A produção descobriu numa pequena cidade gaúcha, Carlos Barbosa, de apenas 20.000 habitantes, um rapaz que dirigia filmes ao custo de R$150,00, no máximo. Seu nome: Felipe M.Guerra, então com 23 anos, que através de sua produtora, Necrófilos Produções Artísticas, havia realizado alguns curtas e longas em VHS, entre os quais Entrei em pânico ao saber o que vocês fizeram na sexta-feira 13 do verão passado. Felipe é jornalista, e é bastante conhecido na blogosfera como colaborador do excelente site Boca do Inferno. Por ai já dá pra ter uma idéia do gênero preferido dele.

Luciano Huck propôs que o Felipe realizasse um curta em apenas 24 horas, ao custo de R$100,00, tendo o próprio Luciano como ator principal. Proposta aceita, acompanhamos o processo de realização do filme. Usando como cenário sua própria casa, como atores gente da família e amigos da cidade (seu irmão Rodrigo, um parente, a avó Oldina do Monte, que trabalhou no filme O Quatrilho, um professor que iria se juntar a equipe depois do horário das aulas...), gravando tudo de primeira, Felipe demonstra o mesmo entusiasmo de uma criança diante de um brinquedo novo. Moço de 7 (ou quinze!) instrumentos, ele faz de (quase) tudo, da direção e roteiro aos criativos efeitos especiais, até maquiagem e transporte.

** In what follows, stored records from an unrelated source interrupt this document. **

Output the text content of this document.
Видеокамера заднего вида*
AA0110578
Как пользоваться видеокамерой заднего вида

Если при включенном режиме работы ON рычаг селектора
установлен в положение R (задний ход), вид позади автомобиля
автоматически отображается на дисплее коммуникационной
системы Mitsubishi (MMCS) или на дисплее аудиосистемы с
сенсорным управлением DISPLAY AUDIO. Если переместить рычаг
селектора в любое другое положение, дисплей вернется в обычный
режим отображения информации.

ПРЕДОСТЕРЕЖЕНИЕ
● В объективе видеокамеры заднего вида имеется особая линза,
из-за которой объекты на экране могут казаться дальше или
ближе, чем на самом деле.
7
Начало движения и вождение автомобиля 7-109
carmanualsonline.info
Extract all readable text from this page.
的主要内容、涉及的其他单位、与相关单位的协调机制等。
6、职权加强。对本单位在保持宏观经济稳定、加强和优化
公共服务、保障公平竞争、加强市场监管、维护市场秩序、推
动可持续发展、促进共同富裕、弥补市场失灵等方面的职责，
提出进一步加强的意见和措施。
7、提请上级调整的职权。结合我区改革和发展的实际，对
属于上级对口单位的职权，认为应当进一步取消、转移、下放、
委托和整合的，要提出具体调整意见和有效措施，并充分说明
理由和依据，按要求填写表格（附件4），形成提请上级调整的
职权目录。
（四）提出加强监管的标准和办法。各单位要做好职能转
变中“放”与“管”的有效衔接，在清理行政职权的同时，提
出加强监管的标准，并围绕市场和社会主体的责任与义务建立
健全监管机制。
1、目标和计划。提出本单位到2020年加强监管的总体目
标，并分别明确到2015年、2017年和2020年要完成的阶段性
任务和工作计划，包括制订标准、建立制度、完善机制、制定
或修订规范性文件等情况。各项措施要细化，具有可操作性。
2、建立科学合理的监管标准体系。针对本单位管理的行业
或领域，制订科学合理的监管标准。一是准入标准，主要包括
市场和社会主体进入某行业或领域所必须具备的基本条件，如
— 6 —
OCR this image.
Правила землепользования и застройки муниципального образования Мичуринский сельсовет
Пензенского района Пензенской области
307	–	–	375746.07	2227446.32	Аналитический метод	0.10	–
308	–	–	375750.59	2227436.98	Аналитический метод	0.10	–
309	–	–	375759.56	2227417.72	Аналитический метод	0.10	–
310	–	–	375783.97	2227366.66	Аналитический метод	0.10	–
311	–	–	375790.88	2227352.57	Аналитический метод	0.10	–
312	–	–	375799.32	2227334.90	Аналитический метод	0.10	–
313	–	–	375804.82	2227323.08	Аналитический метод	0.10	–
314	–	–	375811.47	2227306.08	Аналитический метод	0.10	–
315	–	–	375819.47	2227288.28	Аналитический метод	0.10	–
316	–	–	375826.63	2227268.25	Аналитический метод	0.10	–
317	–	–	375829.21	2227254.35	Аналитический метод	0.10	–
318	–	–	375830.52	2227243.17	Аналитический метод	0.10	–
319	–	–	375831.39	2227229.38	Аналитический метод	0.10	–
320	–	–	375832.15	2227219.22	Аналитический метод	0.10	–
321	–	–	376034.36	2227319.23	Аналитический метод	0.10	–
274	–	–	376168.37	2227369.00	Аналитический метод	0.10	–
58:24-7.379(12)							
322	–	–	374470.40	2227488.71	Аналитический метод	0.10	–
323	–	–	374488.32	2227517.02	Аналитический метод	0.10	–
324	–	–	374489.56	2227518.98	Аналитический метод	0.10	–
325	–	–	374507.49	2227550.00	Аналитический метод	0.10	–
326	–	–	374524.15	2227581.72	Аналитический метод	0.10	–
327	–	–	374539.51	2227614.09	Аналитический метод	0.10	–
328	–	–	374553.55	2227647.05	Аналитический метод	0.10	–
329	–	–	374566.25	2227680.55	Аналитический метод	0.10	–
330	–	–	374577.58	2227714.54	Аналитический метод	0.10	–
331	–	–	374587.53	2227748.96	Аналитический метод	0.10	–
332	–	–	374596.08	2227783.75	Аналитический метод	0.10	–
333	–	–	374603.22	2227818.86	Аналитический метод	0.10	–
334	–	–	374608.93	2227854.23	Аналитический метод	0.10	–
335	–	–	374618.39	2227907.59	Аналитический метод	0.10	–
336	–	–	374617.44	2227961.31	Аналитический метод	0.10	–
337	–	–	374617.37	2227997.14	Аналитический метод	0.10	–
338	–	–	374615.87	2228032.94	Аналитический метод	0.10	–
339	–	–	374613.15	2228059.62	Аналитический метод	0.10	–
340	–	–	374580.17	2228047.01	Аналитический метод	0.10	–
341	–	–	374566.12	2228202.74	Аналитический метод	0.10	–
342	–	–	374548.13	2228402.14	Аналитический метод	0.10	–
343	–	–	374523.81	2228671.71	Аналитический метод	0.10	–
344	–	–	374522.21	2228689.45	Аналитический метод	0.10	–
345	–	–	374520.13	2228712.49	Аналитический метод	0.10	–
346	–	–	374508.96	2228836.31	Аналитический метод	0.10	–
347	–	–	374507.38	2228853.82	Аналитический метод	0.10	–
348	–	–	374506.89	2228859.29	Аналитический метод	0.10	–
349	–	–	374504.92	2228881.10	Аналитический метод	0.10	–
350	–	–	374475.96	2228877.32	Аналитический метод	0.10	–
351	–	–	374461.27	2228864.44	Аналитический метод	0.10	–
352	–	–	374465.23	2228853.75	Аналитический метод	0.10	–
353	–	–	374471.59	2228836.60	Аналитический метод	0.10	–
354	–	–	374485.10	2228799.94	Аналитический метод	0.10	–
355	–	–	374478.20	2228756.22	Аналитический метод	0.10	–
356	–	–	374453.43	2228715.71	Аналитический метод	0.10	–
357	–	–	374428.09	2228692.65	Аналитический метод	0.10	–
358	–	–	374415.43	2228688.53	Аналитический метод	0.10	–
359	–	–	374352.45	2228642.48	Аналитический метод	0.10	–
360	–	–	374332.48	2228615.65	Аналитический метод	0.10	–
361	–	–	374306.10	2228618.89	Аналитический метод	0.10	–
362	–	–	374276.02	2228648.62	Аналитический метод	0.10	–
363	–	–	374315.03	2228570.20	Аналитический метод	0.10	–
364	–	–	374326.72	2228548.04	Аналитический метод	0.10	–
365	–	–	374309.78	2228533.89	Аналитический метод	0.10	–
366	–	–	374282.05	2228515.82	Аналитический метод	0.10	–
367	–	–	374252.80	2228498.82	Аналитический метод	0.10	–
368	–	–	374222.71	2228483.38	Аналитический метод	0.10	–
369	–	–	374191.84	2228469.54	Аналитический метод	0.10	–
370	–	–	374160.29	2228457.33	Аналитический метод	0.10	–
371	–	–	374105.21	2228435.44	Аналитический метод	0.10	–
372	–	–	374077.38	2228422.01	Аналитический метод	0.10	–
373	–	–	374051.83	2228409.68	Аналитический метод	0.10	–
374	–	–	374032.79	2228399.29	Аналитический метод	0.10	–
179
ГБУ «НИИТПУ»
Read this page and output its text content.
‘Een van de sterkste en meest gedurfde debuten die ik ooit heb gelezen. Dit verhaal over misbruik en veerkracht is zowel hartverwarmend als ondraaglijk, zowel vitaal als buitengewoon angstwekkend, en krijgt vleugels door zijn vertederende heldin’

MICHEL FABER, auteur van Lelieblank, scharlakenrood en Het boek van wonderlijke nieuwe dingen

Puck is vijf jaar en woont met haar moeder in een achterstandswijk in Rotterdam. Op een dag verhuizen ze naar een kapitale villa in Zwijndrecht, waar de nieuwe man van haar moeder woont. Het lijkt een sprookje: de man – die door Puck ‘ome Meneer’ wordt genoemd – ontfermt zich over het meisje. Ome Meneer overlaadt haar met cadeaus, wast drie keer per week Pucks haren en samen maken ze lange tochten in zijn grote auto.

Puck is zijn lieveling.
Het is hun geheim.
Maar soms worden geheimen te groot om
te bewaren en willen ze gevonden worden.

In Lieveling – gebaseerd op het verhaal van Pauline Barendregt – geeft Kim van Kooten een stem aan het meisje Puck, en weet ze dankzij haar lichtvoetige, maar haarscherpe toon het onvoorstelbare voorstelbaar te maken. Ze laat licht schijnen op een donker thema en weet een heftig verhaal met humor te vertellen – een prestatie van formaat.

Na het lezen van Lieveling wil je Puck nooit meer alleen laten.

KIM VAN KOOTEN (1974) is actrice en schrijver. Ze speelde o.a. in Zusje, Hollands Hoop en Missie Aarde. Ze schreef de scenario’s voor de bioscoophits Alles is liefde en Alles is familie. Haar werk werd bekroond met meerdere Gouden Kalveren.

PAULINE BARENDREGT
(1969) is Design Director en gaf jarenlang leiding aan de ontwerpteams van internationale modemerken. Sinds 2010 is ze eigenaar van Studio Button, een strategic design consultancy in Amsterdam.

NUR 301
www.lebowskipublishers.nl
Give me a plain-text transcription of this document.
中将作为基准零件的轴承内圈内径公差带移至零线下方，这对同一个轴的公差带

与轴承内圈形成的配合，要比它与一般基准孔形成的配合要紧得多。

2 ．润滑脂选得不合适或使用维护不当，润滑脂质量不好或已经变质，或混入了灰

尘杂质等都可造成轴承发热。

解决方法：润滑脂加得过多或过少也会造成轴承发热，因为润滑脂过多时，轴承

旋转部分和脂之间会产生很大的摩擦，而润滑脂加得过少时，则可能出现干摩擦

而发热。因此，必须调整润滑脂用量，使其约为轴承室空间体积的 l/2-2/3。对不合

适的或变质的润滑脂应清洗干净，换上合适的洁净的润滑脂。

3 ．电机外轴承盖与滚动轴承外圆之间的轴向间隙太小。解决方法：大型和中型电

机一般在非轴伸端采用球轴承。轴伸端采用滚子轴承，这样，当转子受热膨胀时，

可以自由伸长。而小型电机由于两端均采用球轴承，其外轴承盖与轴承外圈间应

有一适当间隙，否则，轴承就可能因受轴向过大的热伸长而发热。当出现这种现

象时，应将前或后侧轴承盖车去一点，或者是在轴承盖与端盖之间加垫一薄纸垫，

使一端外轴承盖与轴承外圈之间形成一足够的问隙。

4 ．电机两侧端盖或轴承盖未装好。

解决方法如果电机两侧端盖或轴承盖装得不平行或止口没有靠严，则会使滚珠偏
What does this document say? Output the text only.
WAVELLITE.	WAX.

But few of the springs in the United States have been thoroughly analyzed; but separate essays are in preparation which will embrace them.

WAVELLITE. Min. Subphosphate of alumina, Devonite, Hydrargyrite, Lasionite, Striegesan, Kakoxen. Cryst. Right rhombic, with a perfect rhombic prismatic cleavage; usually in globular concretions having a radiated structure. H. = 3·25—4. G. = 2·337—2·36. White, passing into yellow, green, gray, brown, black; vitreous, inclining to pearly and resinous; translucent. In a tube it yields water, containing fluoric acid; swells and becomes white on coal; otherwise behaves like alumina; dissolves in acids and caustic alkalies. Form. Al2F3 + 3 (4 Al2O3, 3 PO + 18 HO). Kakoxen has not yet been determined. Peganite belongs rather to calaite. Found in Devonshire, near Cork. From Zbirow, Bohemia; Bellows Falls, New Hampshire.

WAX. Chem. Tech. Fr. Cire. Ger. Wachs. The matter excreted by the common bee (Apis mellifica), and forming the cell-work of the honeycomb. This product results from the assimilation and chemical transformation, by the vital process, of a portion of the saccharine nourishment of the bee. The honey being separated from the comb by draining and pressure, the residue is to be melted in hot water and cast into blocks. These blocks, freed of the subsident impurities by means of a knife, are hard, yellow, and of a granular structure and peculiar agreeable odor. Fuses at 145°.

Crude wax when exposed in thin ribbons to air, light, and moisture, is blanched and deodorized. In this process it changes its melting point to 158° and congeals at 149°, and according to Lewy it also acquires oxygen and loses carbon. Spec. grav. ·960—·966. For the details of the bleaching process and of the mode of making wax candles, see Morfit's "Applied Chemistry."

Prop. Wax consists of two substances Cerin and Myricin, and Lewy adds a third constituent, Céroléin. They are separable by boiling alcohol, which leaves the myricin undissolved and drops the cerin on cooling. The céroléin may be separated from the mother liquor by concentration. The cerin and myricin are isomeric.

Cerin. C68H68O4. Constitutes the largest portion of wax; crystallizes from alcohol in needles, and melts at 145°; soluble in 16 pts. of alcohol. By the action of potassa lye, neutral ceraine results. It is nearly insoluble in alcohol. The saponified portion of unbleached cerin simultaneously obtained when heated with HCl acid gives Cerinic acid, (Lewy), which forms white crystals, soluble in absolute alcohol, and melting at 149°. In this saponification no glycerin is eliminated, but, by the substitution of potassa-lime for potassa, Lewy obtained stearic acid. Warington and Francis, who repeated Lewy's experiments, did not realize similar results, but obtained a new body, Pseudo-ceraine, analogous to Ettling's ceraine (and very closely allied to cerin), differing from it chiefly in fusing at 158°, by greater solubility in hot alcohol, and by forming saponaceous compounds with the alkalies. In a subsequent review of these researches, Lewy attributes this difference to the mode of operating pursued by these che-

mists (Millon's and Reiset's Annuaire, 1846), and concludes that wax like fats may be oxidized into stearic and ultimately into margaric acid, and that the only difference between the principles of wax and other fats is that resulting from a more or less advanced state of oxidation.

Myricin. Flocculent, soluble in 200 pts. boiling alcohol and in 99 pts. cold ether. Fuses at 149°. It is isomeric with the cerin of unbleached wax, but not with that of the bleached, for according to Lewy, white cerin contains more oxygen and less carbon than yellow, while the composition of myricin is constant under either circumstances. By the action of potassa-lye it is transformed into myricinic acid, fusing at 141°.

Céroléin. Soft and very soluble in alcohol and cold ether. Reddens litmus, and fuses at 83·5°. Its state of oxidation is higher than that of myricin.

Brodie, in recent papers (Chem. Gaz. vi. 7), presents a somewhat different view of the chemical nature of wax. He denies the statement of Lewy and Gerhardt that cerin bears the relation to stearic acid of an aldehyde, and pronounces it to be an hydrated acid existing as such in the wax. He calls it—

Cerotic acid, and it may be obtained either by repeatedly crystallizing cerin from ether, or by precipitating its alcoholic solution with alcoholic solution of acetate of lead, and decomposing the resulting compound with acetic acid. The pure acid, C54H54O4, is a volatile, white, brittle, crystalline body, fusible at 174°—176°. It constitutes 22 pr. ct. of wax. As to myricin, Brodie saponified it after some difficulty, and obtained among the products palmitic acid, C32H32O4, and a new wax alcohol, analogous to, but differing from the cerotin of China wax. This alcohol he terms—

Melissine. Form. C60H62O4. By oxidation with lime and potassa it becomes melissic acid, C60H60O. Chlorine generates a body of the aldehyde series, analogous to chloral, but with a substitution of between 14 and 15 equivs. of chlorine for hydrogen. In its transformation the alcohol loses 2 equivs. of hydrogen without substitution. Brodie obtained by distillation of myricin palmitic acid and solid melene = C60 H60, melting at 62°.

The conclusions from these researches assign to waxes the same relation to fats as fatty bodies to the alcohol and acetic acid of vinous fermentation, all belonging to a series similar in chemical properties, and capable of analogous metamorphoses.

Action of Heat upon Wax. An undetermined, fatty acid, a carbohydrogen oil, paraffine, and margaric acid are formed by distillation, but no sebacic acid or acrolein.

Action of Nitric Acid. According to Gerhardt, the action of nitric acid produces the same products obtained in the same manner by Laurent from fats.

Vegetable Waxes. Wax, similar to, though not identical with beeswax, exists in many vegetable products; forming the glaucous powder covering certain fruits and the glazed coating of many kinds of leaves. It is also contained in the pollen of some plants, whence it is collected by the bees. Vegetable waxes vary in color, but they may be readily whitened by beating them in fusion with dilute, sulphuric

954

Finalizado o curta, ele foi exibido no Festival de Gramado, mas não no Palácio dos Festivais, e sim num cinema improvisado no gramado em frente da igreja.

Agora que vocês sabem de tudo sobre a produção de Mistério na Colônia, podem partir para a terceira e última etapa.

Em 2008, o Felipe reeditou o curta. Trabalhando basicamente sobre o mesmo material, ele gravou algumas cenas adicionais para tornar a trama mais coerente, trocou a trilha sonora anterior, de músicas clássicas, por uma mais condizente com o gênero suspense, retrabalhou algumas cenas conseguindo até atenuar a canastrice do Huck e mudou completamente o final, de uma forma que o Huck nunca poderia imaginar.

Enfim, essa nova versão é uma grata surpresa, quase outro filme. Felipe M. Guerra mostra que tem talento para emular seu gênero e seus filmes preferidos como O Massacre da Serra Elétrica e principalmente O Homem de Palha. Aguardamos agora que ele não fique restrito ao cinema de gênero, mas parta para um tipo de filme mais autoral.